Leptachatina lepida
- Conservation status: Endangered (IUCN 2.3)

Scientific classification
- Kingdom: Animalia
- Phylum: Mollusca
- Class: Gastropoda
- Order: Stylommatophora
- Family: Amastridae
- Genus: Leptachatina
- Species: L. lepida
- Binomial name: Leptachatina lepida Cooke, 1910

= Leptachatina lepida =

- Authority: Cooke, 1910
- Conservation status: EN

Species of gastropod

Leptachatina lepida is a species of small air-breathing land snails, terrestrial pulmonate gastropod mollusks in the family Amastridae. It is endemic to the Hawaiian Islands.

==Distribution and habitat==
Leptachatina lepida is endemic to the island of Hawaii. It can be found in the saddle region between the volcanic mountains of Mauna Kea and Mauna Loa. It inhabits forested and dry land environments and is typically associated with leaf litter.

==Ecology==
Oxychilus alliarius, commonly known as the European garlic snail, is an invasive snail that has been identified as one of the predators of L. lepida.
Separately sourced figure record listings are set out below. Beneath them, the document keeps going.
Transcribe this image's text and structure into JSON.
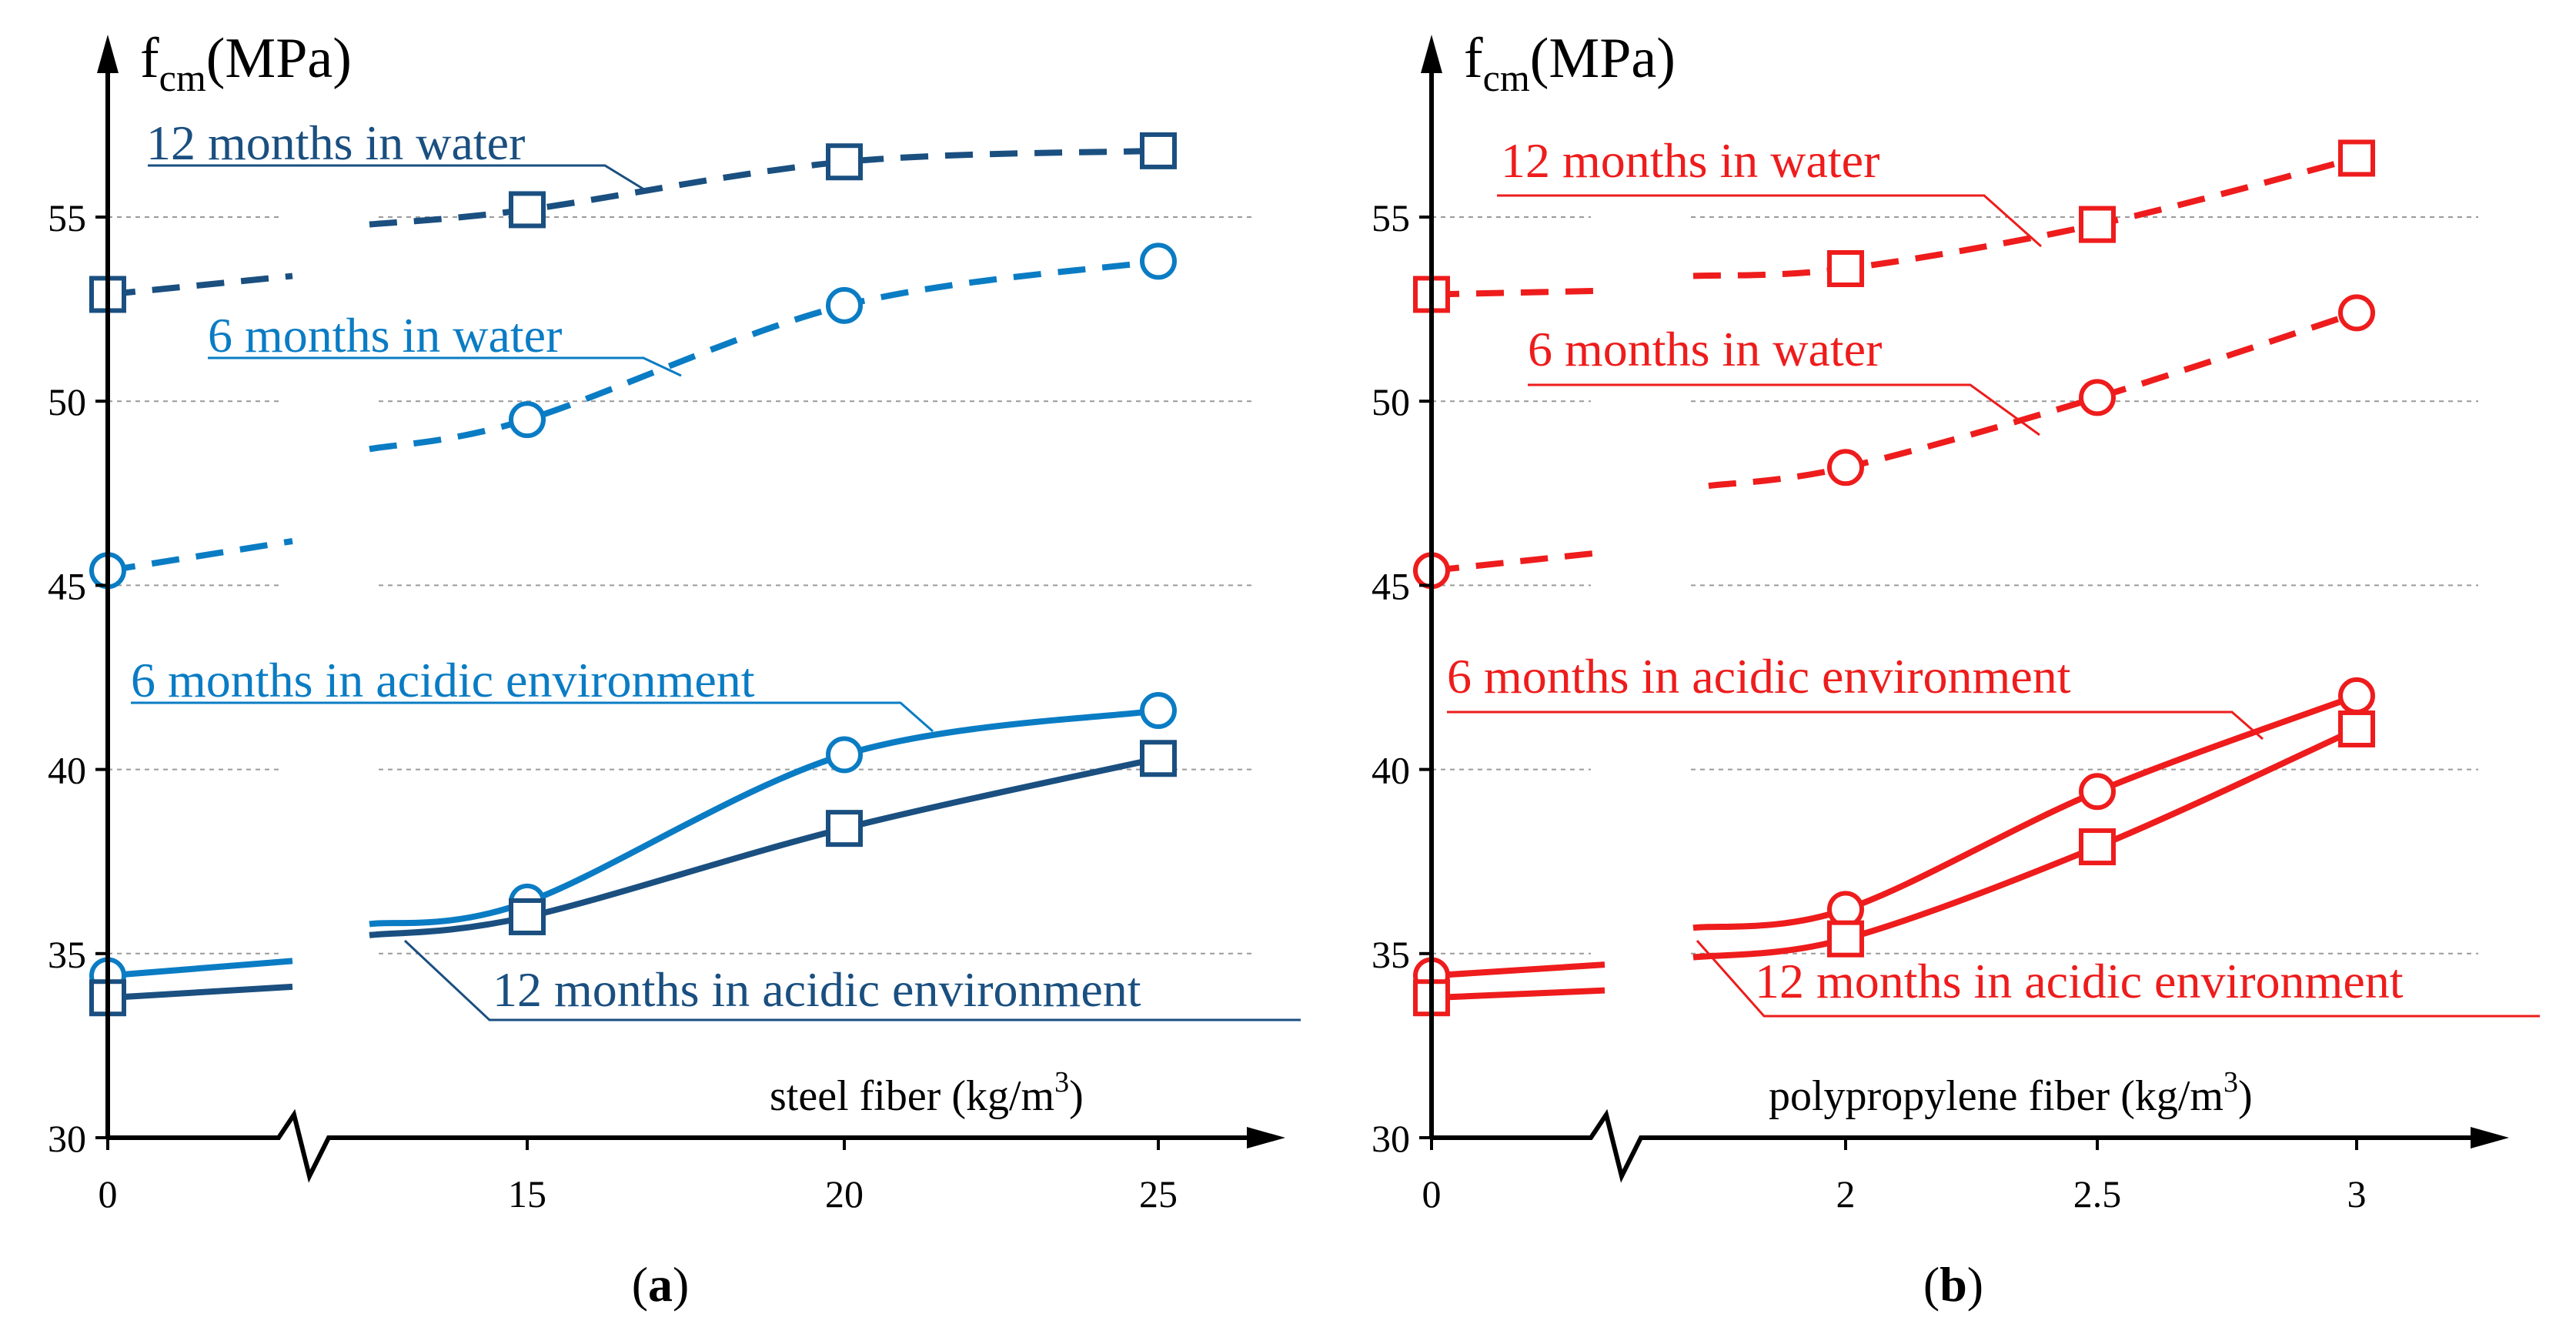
{
  "figure": {
    "panels": [
      {
        "panel_label": "a",
        "y_axis_label_main": "f",
        "y_axis_label_sub": "cm",
        "y_axis_label_unit": "(MPa)",
        "x_axis_label_main": "steel fiber  (kg/m",
        "x_axis_label_sup": "3",
        "x_axis_label_close": ")",
        "y_ticks": [
          "30",
          "35",
          "40",
          "45",
          "50",
          "55"
        ],
        "x_ticks": [
          "0",
          "15",
          "20",
          "25"
        ],
        "color_dark": "#1a4f80",
        "color_light": "#0a7cc4",
        "series_labels": {
          "w12": "12 months in water",
          "w6": "6 months in water",
          "a6": "6 months in acidic environment",
          "a12": "12 months in acidic environment"
        }
      },
      {
        "panel_label": "b",
        "y_axis_label_main": "f",
        "y_axis_label_sub": "cm",
        "y_axis_label_unit": "(MPa)",
        "x_axis_label_main": "polypropylene fiber  (kg/m",
        "x_axis_label_sup": "3",
        "x_axis_label_close": ")",
        "y_ticks": [
          "30",
          "35",
          "40",
          "45",
          "50",
          "55"
        ],
        "x_ticks": [
          "0",
          "2",
          "2.5",
          "3"
        ],
        "color_dark": "#ee1c1c",
        "color_light": "#ee1c1c",
        "series_labels": {
          "w12": "12 months in water",
          "w6": "6 months in water",
          "a6": "6 months in acidic environment",
          "a12": "12 months in acidic environment"
        }
      }
    ]
  },
  "chart_data": [
    {
      "type": "line",
      "title": "",
      "xlabel": "steel fiber (kg/m3)",
      "ylabel": "fcm(MPa)",
      "ylim": [
        30,
        58
      ],
      "x": [
        0,
        15,
        20,
        25
      ],
      "x_axis_break": true,
      "grid": "horizontal dashed",
      "series": [
        {
          "name": "12 months in water",
          "marker": "square",
          "line": "dashed",
          "color": "#1a4f80",
          "values": [
            52.9,
            55.2,
            56.5,
            56.8
          ]
        },
        {
          "name": "6 months in water",
          "marker": "circle",
          "line": "dashed",
          "color": "#0a7cc4",
          "values": [
            45.4,
            49.5,
            52.6,
            53.8
          ]
        },
        {
          "name": "6 months in acidic environment",
          "marker": "circle",
          "line": "solid",
          "color": "#0a7cc4",
          "values": [
            34.4,
            36.4,
            40.4,
            41.6
          ]
        },
        {
          "name": "12 months in acidic environment",
          "marker": "square",
          "line": "solid",
          "color": "#1a4f80",
          "values": [
            33.8,
            36.0,
            38.4,
            40.3
          ]
        }
      ]
    },
    {
      "type": "line",
      "title": "",
      "xlabel": "polypropylene fiber (kg/m3)",
      "ylabel": "fcm(MPa)",
      "ylim": [
        30,
        58
      ],
      "x": [
        0,
        2,
        2.5,
        3
      ],
      "x_axis_break": true,
      "grid": "horizontal dashed",
      "series": [
        {
          "name": "12 months in water",
          "marker": "square",
          "line": "dashed",
          "color": "#ee1c1c",
          "values": [
            52.9,
            53.6,
            54.8,
            56.6
          ]
        },
        {
          "name": "6 months in water",
          "marker": "circle",
          "line": "dashed",
          "color": "#ee1c1c",
          "values": [
            45.4,
            48.2,
            50.1,
            52.4
          ]
        },
        {
          "name": "6 months in acidic environment",
          "marker": "circle",
          "line": "solid",
          "color": "#ee1c1c",
          "values": [
            34.4,
            36.2,
            39.4,
            42.0
          ]
        },
        {
          "name": "12 months in acidic environment",
          "marker": "square",
          "line": "solid",
          "color": "#ee1c1c",
          "values": [
            33.8,
            35.4,
            37.9,
            41.1
          ]
        }
      ]
    }
  ]
}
These omnivorous mollusks are abundant at the Pu’uwa’awa’a Forest Reserve where L. lepida can be found and may contribute to predation pressure on other native snails. European introduced mammalian predators, including the Polynesian rats and black rats prey on Leptachatina lepida. Other threats include habitat destruction due to military activities or construction in the area, as well as predation by the slug Euglandina rosea.